A leading Japanese earthquake researcher has said the operator of the crisis-hit Fukushima nuclear plant had been alerted about the risk of natural disaster, but that the risk was not taken seriously.
TEPCO had been alerted about the risk of natural disaster in Fukushima
Japan’s leading earthquake researcher has said he tried to alert the operator of the crisis-hit Fukushima nuclear plant to the risk of natural disaster, but his warnings were not heeded. Yukinobu Okamura, head of the Active Fault and Earthquake Research Centre, said Wednesday he warned as early as 2009 that Tokyo Electric Power Co. (TEPCO)'s plant on the northeastern seaboard could be hit by a quake and tsunami at any time.
"An operator of nuclear plants needs to take a precaution even against an extremely rare natural disaster," Okamura told AFP. "They may not have been sure if such a big earthquake could occur, but even if there was only a slight chance, they should have taken action."
Warnings in 2009 that TEPCO's plant could be hit by a quake and tsunami at any time were ignored
Okamura, who studies major historical quakes by examining the Imperial archives, says during meetings with TEPCO and the Nuclear and Industrial Safety Agency (NISA) he tried to draw attention to the "Jogan" earthquake of 869 AD. That quake triggered a tsunami so devastating to Japan's northeast that people in the area could still recount stories about it, handed down generations for over 1,100 years.
But minutes of the 2009 meetings indicate that a TEPCO panel member only responded that there were no records indicating the ancient earthquake had caused any significant damage, especially not in the coastal area near Fukushima.
Okamura says NISA itself also underestimated the risks and failed to take any action despite the warnings. He adds that the March 11 earthquake and tsunami that ravaged northeast Japan's Pacific coast was even larger than what geologists who have studied the "Jogan" quake had expected.
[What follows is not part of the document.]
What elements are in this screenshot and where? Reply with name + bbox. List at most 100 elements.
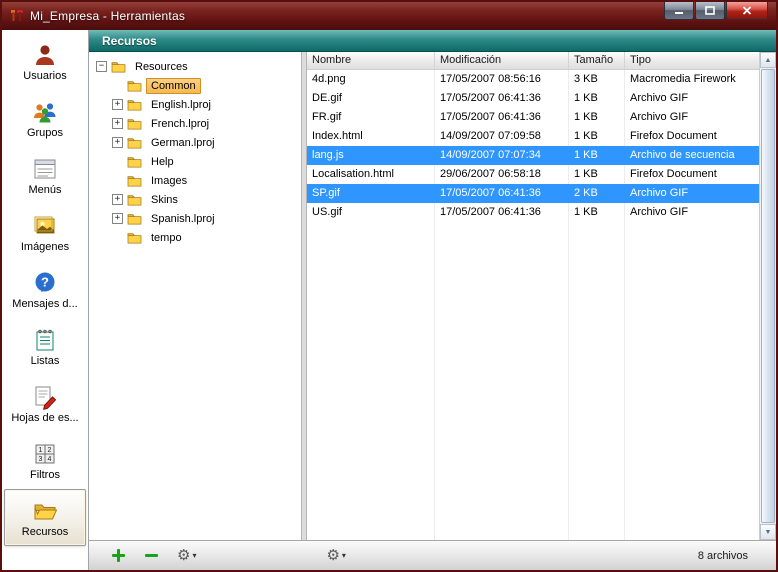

Meanwhile a review of company and regulatory records by Reuters showed that Japan and its largest utility repeatedly downplayed dangers at its nuclear power plants and ignored warnings -- including a 2007 tsunami study from Tokyo Electric's senior safety engineer. The research paper concluded there was a roughly 10 percent chance that a tsunami could test or overrun the defenses of the Fukushima Daiichi nuclear plant within a 50-year span.
TEPCO's President Masataka Shimizu was hospitalized amid concern of the utility's collapse
TEPCO, who has come under fire for its handling of the world's biggest atomic accident since Chernobyl in 1986, said Wednesday that the plant's four troubled reactors would have to be decommissioned. TEPCO chairman Tsunehisa Katsumata said he was very sorry about causing concern and inconvenience to society due to the fires, explosions and radiation leaks from the plant. Katsumata said he was especially sorry for those living in the vicinity who "have been forced into a very severe situation" as some have had to stay indoors and others to evacuate.
Katsumata has taken charge of the ongoing nuclear crisis at the Fukushima Daiichi plant after TEPCO president Masataka Shimizu was hospitalized Tuesday, after concerns that the utility may collapse under the strain of paying for the disaster.
No end in sight to the crisis
Japan’s government has conceded that there seems to be no end in sight to the crisis as a spike in radioactive iodine levels in seawater added to evidence of reactor leakages around the complex and beyond. And plutonium finds in soil at the plant this week has already raised public alarm over the accident.
Controlling radiation leakage from the plant could take months
New readings showed a spike in radioactive iodine in the sea off the plant to 3,355 times the legal limit, the state nuclear safety agency said, although it played down the impact, saying people had left the area and fishing had stopped. "We are not in a situation where we can say we will have this under control by a certain period," chief cabinet secretary Yukio Edano was quoted by Reuters after a news briefing. The country has said it would upgrade its safety standards for nuclear power plants, its first acknowledgement that norms were insufficient to withstand the March 11 devastating earthquake and ensuing tsunami that wrecked the Fukushima facilities. It is unclear how radiation is spilling into the ocean and controlling leakage from the plant could take weeks or months, making precise risk assessments difficult.